Canadian researchers say they’ve developed a game-changing method to treat alcohol poisoning — and it involves literally breathing alcohol out of the body by hyperventilating.
They say it’s three times faster than relying on the liver alone.
Lead researcher Joseph Fisher, a senior scientist at University Health Network’s Toronto General Hospital Research Institute, calls the technique a “no-brainer” that doesn’t have side effects and involves a very simple mechanical device to assist breathing.
He says the process simply takes advantage of the fact that each exhalation, along with carbon dioxide, contains alcohol that has evaporated from the blood into the lungs.
“And the more breaths you take, the more evaporates. It’s that simple,” says Fisher.
Of course hyperventilating causes its own issues — including light-headedness, tingling or numbness on hands and feet, and fainting.
Fisher’s approach relies on a device that administers the exact amount of carbon dioxide needed to maintain normal levels in the blood.
It’s the size of a small briefcase and uses a valve system, connecting tubes, a mask, and a small tank with compressed carbon dioxide.
Fisher says a small study involving five male volunteers proved the concept works, but more extensive clinical trials are needed.
He hopes it could one day serve as a powerful tool in any hospital emergency department.
“I used to be an emergency doc and I know they have big issues with patients who — on top of everything else — are also alcohol-intoxicated,” says Fisher.
“Many of them, you don’t know what’s wrong with them. They’re coming in unconscious and highly alcohol-intoxicated so they’re hard to examine…. And there’s nothing you can do. You have to wait until their livers metabolize it.”
The study was released Thursday in the peer-reviewed journal Scientific Reports, published by Nature Research.
Subjects each drank about half a glass of vodka and were able to eliminate alcohol three times faster than through the liver alone, says Fisher.
He says the approach is as effective as using a hyperbaric chamber, a much more involved set-up that delivers oxygen in a pressurized room or chamber.
Years ago, Fisher developed similar techniques to address carbon monoxide poisoning and eliminate anesthetics from the body.
He says he discounted the possibility hyperventilation could also be used to treat alcohol poisoning until about two years ago when a colleague suggested it.
Now, Fisher wonders if there are more ways to use the method.
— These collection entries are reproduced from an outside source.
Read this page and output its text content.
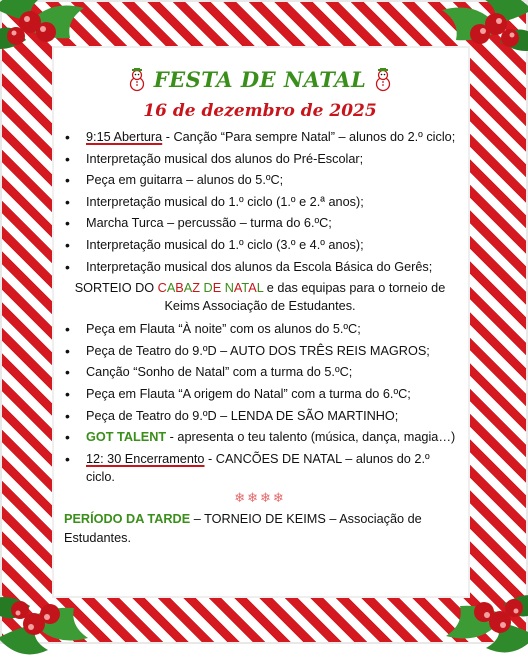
FESTA DE NATAL
16 de dezembro de 2025
• 9:15 Abertura - Canção “Para sempre Natal” – alunos do 2.º ciclo;
• Interpretação musical dos alunos do Pré-Escolar;
• Peça em guitarra – alunos do 5.ºC;
• Interpretação musical do 1.º ciclo (1.º e 2.ª anos);
• Marcha Turca – percussão – turma do 6.ºC;
• Interpretação musical do 1.º ciclo (3.º e 4.º anos);
• Interpretação musical dos alunos da Escola Básica do Gerês;
SORTEIO DO CABAZ DE NATAL e das equipas para o torneio de Keims Associação de Estudantes.
• Peça em Flauta “À noite” com os alunos do 5.ºC;
• Peça de Teatro do 9.ºD – AUTO DOS TRÊS REIS MAGROS;
• Canção “Sonho de Natal” com a turma do 5.ºC;
• Peça em Flauta “A origem do Natal” com a turma do 6.ºC;
• Peça de Teatro do 9.ºD – LENDA DE SÃO MARTINHO;
• GOT TALENT - apresenta o teu talento (música, dança, magia…)
• 12: 30 Encerramento - CANCÕES DE NATAL – alunos do 2.º ciclo.
❄❄❄❄
PERÍODO DA TARDE – TORNEIO DE KEIMS – Associação de Estudantes.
“This is why my armpits are sweating — (it could save) the little kid that gets into the laundry room and drinks one of the solvents or something like that. Usually those kids are down for the count but this may be an approach,” he says, also musing on treating survivors of a fire who may have inhaled toxins.
“I think it opens up a number of areas that people can look at to get rid of.”
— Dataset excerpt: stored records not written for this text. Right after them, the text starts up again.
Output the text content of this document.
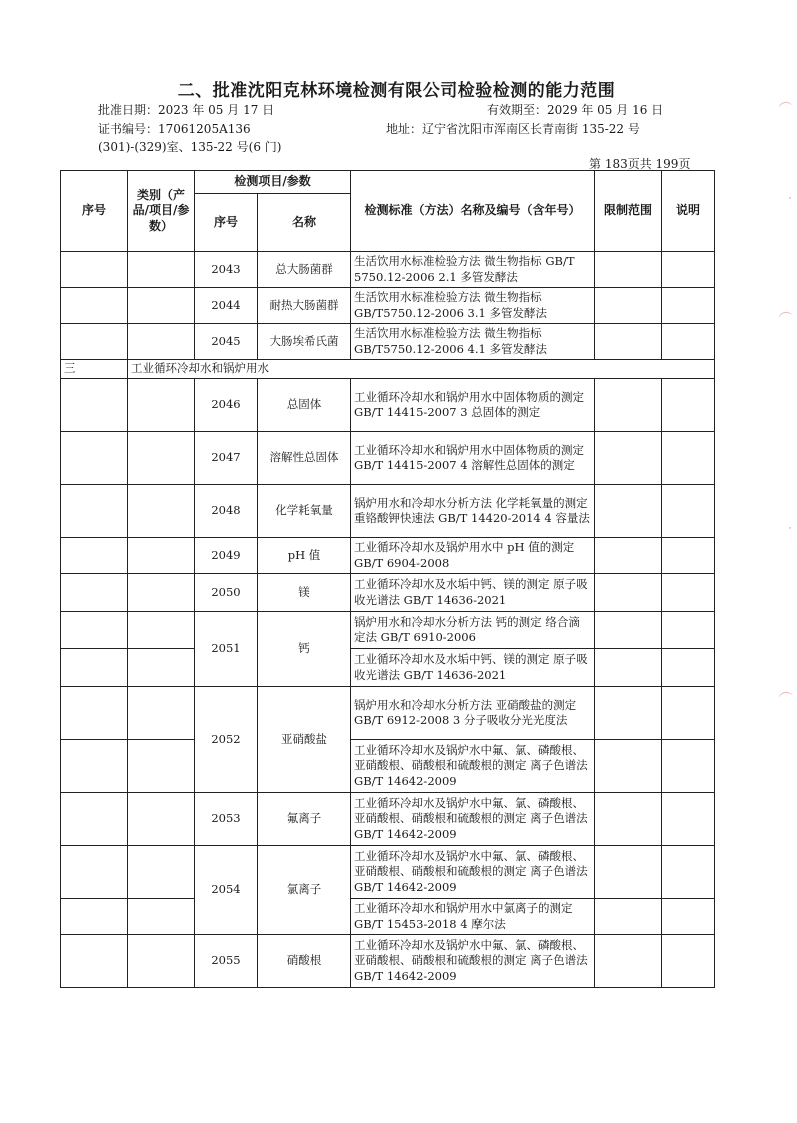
二、批准沈阳克林环境检测有限公司检验检测的能力范围
批准日期：2023 年 05 月 17 日	有效期至：2029 年 05 月 16 日
证书编号：17061205A136	地址：辽宁省沈阳市浑南区长青南街 135-22 号
(301)-(329)室、135-22 号(6 门)
第 183页共 199页
（
·
（
·
（
序号	类别（产品/项目/参数）	检测项目/参数		检测标准（方法）名称及编号（含年号）	限制范围	说明
		序号	名称			
		2043	总大肠菌群	生活饮用水标准检验方法 微生物指标 GB/T 5750.12-2006 2.1 多管发酵法		
		2044	耐热大肠菌群	生活饮用水标准检验方法 微生物指标 GB/T5750.12-2006 3.1 多管发酵法		
		2045	大肠埃希氏菌	生活饮用水标准检验方法 微生物指标 GB/T5750.12-2006 4.1 多管发酵法		
三	工业循环冷却水和锅炉用水					
		2046	总固体	工业循环冷却水和锅炉用水中固体物质的测定 GB/T 14415-2007 3 总固体的测定		
		2047	溶解性总固体	工业循环冷却水和锅炉用水中固体物质的测定 GB/T 14415-2007 4 溶解性总固体的测定		
		2048	化学耗氧量	锅炉用水和冷却水分析方法 化学耗氧量的测定 重铬酸钾快速法 GB/T 14420-2014 4 容量法		
		2049	pH 值	工业循环冷却水及锅炉用水中 pH 值的测定 GB/T 6904-2008		
		2050	镁	工业循环冷却水及水垢中钙、镁的测定 原子吸收光谱法 GB/T 14636-2021		
		2051	钙	锅炉用水和冷却水分析方法 钙的测定 络合滴定法 GB/T 6910-2006		
				工业循环冷却水及水垢中钙、镁的测定 原子吸收光谱法 GB/T 14636-2021		
		2052	亚硝酸盐	锅炉用水和冷却水分析方法 亚硝酸盐的测定 GB/T 6912-2008 3 分子吸收分光光度法		
				工业循环冷却水及锅炉水中氟、氯、磷酸根、亚硝酸根、硝酸根和硫酸根的测定 离子色谱法 GB/T 14642-2009		
		2053	氟离子	工业循环冷却水及锅炉水中氟、氯、磷酸根、亚硝酸根、硝酸根和硫酸根的测定 离子色谱法 GB/T 14642-2009		
		2054	氯离子	工业循环冷却水及锅炉水中氟、氯、磷酸根、亚硝酸根、硝酸根和硫酸根的测定 离子色谱法 GB/T 14642-2009		
				工业循环冷却水和锅炉用水中氯离子的测定 GB/T 15453-2018 4 摩尔法		
		2055	硝酸根	工业循环冷却水及锅炉水中氟、氯、磷酸根、亚硝酸根、硝酸根和硫酸根的测定 离子色谱法 GB/T 14642-2009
As it stands, there is no treatment for alcohol intoxication, and there is no way to speed up the rate at which the liver works to clear alcohol from the body.
Fisher says the technique is especially efficient if intoxication is high, making it less useful after a casual night of drinking, for instance.
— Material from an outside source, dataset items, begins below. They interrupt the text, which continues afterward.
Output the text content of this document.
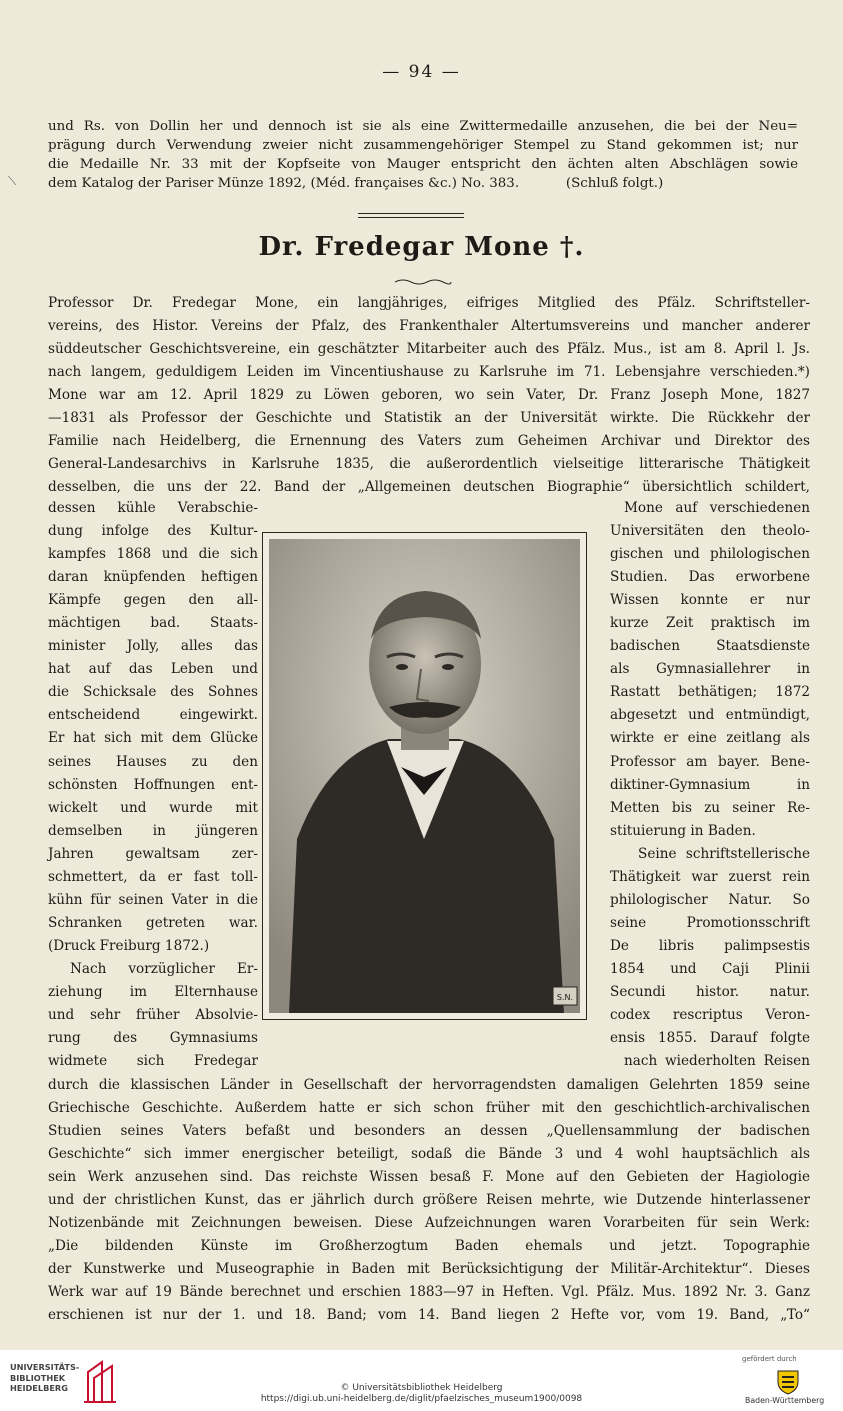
— 94 —

und Rs. von Dollin her und dennoch ist sie als eine Zwittermedaille anzusehen, die bei der Neu=

prägung durch Verwendung zweier nicht zusammengehöriger Stempel zu Stand gekommen ist; nur

die Medaille Nr. 33 mit der Kopfseite von Mauger entspricht den ächten alten Abschlägen sowie

dem Katalog der Pariser Münze 1892, (Méd. françaises &c.) No. 383.           (Schluß folgt.)

⟍
Dr. Fredegar Mone †.

Professor Dr. Fredegar Mone, ein langjähriges, eifriges Mitglied des Pfälz. Schriftsteller-

vereins, des Histor. Vereins der Pfalz, des Frankenthaler Altertumsvereins und mancher anderer

süddeutscher Geschichtsvereine, ein geschätzter Mitarbeiter auch des Pfälz. Mus., ist am 8. April l. Js.

nach langem, geduldigem Leiden im Vincentiushause zu Karlsruhe im 71. Lebensjahre verschieden.*)

Mone war am 12. April 1829 zu Löwen geboren, wo sein Vater, Dr. Franz Joseph Mone, 1827

—1831 als Professor der Geschichte und Statistik an der Universität wirkte. Die Rückkehr der

Familie nach Heidelberg, die Ernennung des Vaters zum Geheimen Archivar und Direktor des

General-Landesarchivs in Karlsruhe 1835, die außerordentlich vielseitige litterarische Thätigkeit

desselben, die uns der 22. Band der „Allgemeinen deutschen Biographie“ übersichtlich schildert,

dessen kühle Verabschie-
dung infolge des Kultur-
kampfes 1868 und die sich
daran knüpfenden heftigen
Kämpfe gegen den all-
mächtigen bad. Staats-
minister Jolly, alles das
hat auf das Leben und
die Schicksale des Sohnes
entscheidend eingewirkt.
Er hat sich mit dem Glücke
seines Hauses zu den
schönsten Hoffnungen ent-
wickelt und wurde mit
demselben in jüngeren
Jahren gewaltsam zer-
schmettert, da er fast toll-
kühn für seinen Vater in die
Schranken getreten war.
(Druck Freiburg 1872.)
Nach vorzüglicher Er-
ziehung im Elternhause
und sehr früher Absolvie-
rung des Gymnasiums
widmete sich Fredegar
S.N.
Mone auf verschiedenen
Universitäten den theolo-
gischen und philologischen
Studien. Das erworbene
Wissen konnte er nur
kurze Zeit praktisch im
badischen Staatsdienste
als Gymnasiallehrer in
Rastatt bethätigen; 1872
abgesetzt und entmündigt,
wirkte er eine zeitlang als
Professor am bayer. Bene-
diktiner-Gymnasium in
Metten bis zu seiner Re-
stituierung in Baden.
Seine schriftstellerische
Thätigkeit war zuerst rein
philologischer Natur. So
seine Promotionsschrift
De libris palimpsestis
1854 und Caji Plinii
Secundi histor. natur.
codex rescriptus Veron-
ensis 1855. Darauf folgte
nach wiederholten Reisen

durch die klassischen Länder in Gesellschaft der hervorragendsten damaligen Gelehrten 1859 seine

Griechische Geschichte. Außerdem hatte er sich schon früher mit den geschichtlich-archivalischen

Studien seines Vaters befaßt und besonders an dessen „Quellensammlung der badischen

Geschichte“ sich immer energischer beteiligt, sodaß die Bände 3 und 4 wohl hauptsächlich als

sein Werk anzusehen sind. Das reichste Wissen besaß F. Mone auf den Gebieten der Hagiologie

und der christlichen Kunst, das er jährlich durch größere Reisen mehrte, wie Dutzende hinterlassener

Notizenbände mit Zeichnungen beweisen. Diese Aufzeichnungen waren Vorarbeiten für sein Werk:

„Die bildenden Künste im Großherzogtum Baden ehemals und jetzt. Topographie

der Kunstwerke und Museographie in Baden mit Berücksichtigung der Militär-Architektur“. Dieses

Werk war auf 19 Bände berechnet und erschien 1883—97 in Heften. Vgl. Pfälz. Mus. 1892 Nr. 3. Ganz

erschienen ist nur der 1. und 18. Band; vom 14. Band liegen 2 Hefte vor, vom 19. Band, „To“

UNIVERSITÄTS-
BIBLIOTHEK
HEIDELBERG	© Universitätsbibliothek Heidelberg
https://digi.ub.uni-heidelberg.de/diglit/pfaelzisches_museum1900/0098
gefördert durch
Baden-Württemberg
Nor does he recommend people try to hyperventilate on their own. The treatment is really designed for severe cases that can be life-threatening or endanger organs such as the liver or brain.
Dr. Laurent Brochard, a critical care physician and scientist at St. Michael’s Hospital, says the technique is “very smart” but agrees it requires real-world testing.
“A guy who is drunk, it may be difficult even to put the mask on the face,” says Brochard, adding that if the patient has ingested other drugs, that might further complicate care.
“But I think it makes sense to try (it). We don’t have anything else.”